Il dramma turco dura più di tre ore, è la vicenda profonda e ritmata nello stesso tempo di Aydin, attore in pensione e proprietario di un piccolo albergo, personaggio cinico e affascinante nello stesso tempo, che si umanizza quasi solo quando sta per perdere la giovane e bella moglie.

Storia di isolamento, di fuga ideologica dal mondo capitalista, è invece quella di Le Meraviglie, di Alice Rohrwacher, che ha conquistato il Grand Prix.

Thimoty Spall, miglior attore secondo la giuria di Cannes, lamenta scherzosamente la difficile apertura del cofanetto che contiene il premio.

Miglior attrice Julianne Moore, miglior regia quella di Bennett Miller, premio della giuria ex aequo a Xavier Dolan e Jean Luc Godard, unico francese premiato.

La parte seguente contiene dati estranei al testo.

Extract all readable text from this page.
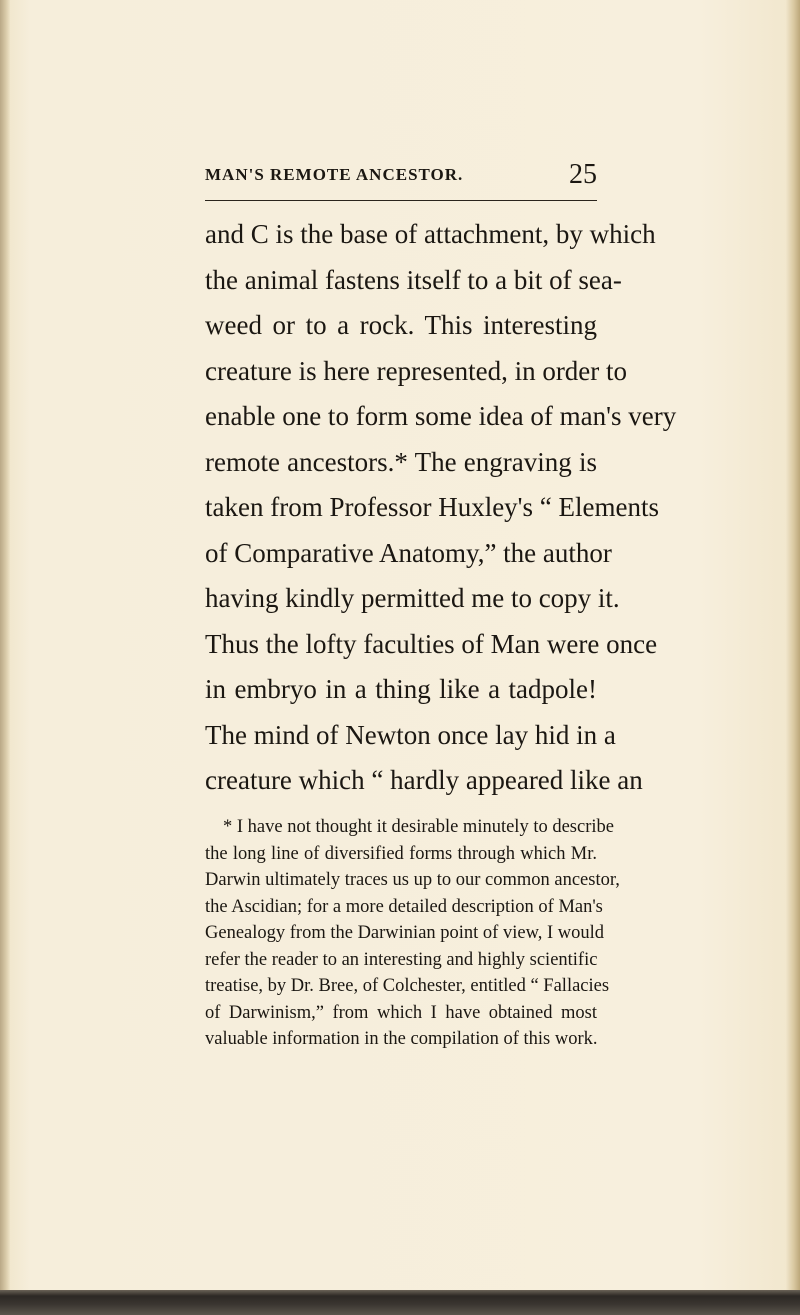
MAN'S REMOTE ANCESTOR.	25
and C is the base of attachment, by which
the animal fastens itself to a bit of sea-
weed or to a rock. This interesting
creature is here represented, in order to
enable one to form some idea of man's very
remote ancestors.* The engraving is
taken from Professor Huxley's “ Elements
of Comparative Anatomy,” the author
having kindly permitted me to copy it.
Thus the lofty faculties of Man were once
in embryo in a thing like a tadpole!
The mind of Newton once lay hid in a
creature which “ hardly appeared like an
* I have not thought it desirable minutely to describe
the long line of diversified forms through which Mr.
Darwin ultimately traces us up to our common ancestor,
the Ascidian; for a more detailed description of Man's
Genealogy from the Darwinian point of view, I would
refer the reader to an interesting and highly scientific
treatise, by Dr. Bree, of Colchester, entitled “ Fallacies
of Darwinism,” from which I have obtained most
valuable information in the compilation of this work.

“È un palmares equilibrato, che ricompensa dei film stilisticamente molto diversi. Fino alla Palma d’Oro, un film di tre ore dalla grande potenza. Dal fondo dell’Anatolia, Winter Sleep è un film intimista e politico che la dice lunga sull’animo umano ma anche su quello che è divenuta la Turchia contemporanea”.